The book begins with explaining what Spurgeon thinks memory is. To him (and the Major), he believes that memory is the springing up of notions to the mind that are similar to some experienced past event. The whole goal of memory techniques is to have one notion follow another notion. For example, whenever you see the word hostes you should always think of the word enemies.
Spurgeon also divides notions into two categories: familiar and unfamiliar notions. A familiar notion is something you know really well, such as a book, paper, or pen. An unfamiliar notion is something you don’t really have any experience with, such as a foreign letter, an unknown plant, or numbers.
There are three types of notion connections, or “phrenotypic problems”:
-Connecting two familiar notions
-Connecting an unfamiliar and familiar notion
-Connecting two unfamiliar notions
Spurgeon suggests that you connect notions of the first problem like you would with the Linking Method. For the second problem, you want to make the unfamiliar notion familiar to you and connect it to the familiar notion. Spurgeon uses the example of memorizing foreign vocabulary to illustrate his point, and he suggests that all foreign vocabulary be memorized this way. The third problem is a bit tricky to explain, but the first example he gives of the third problem is creating a link between a Polish word and a French word by transforming them into familiar, more easily memorable images. There are other uses for this third problem, such as memorizing foreign vocabulary, but he explains this in a later portion of the book.

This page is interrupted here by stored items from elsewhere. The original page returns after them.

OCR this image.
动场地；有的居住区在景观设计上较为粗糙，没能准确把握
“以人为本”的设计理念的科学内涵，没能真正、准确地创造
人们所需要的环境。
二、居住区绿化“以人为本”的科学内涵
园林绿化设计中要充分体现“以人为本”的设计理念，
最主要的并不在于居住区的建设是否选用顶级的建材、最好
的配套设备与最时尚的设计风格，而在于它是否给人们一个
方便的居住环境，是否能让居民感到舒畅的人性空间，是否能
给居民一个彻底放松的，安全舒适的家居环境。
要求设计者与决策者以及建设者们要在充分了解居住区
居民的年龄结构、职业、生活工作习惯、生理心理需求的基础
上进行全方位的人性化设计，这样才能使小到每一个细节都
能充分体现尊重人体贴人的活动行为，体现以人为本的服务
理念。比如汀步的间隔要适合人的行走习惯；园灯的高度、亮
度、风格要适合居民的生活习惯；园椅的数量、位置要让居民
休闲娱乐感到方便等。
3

Even though the explanation of the phrenotypic problems is common sense to us who have been doing this for a while, it’s nice to see the lower-level aspects of memorization be explained soo succinctly. Now that I understand these lower levels, I feel like I can improve my memorization skills by focusing on training these sub-skills specifically.
Now we’re at the point of the book that first interested me in the first place, the creation of the “Phrenotypic Machine”.
This “machine” is just a method that allows you to turn any room you’re in into 50 or 500 loci (you could keep on multiplying by 10 and get even more loci, but I think that’s probably unfeasible). The basic idea of the machine is based on Gregor von Feinagle’s teachings (link here for a basic description: Phonetic System² (squared), and Feinaigle's Artificial Memory Palace), but it’s expanded to be soo much more. Spurgeon explains how to divide a room up into multiple subdivisions, and how to permanently memorize the objects within those subdivisions so that they can become effective loci.
When I first encountered this technique from Feinagle, I was skeptical and didn’t pay it much mind. Now I understand how foolish I was, and how much potential I was missing out on. This technique also made me realize that you cannot ever truly run out of loci. If you think that 500 loci per room is too little loci, then I think that you overestimate how much you can learn within a period of time.
That being said, practicing with the technique a bit, I find it hard to subdivide ceilings into more parts since many ceilings tend to be blander than walls or floors. A remedy to this, however, is practicing memorization techniques I’ve learned from different observational art sources. I just have to train myself to notice these minute differences more often instead of being confused by them.
There was once a quote I read before that said that a prison cell can easily provide you with enough loci to last you for 10 years. I truly understand how true this is after reading this book.
After finishing reading this book, I’ve noticed that there is a lot of material on “phrenotypics” that I have not yet read that was originally inspired by Major Beniowki. Hopefully, they will be as enlightening as this book was.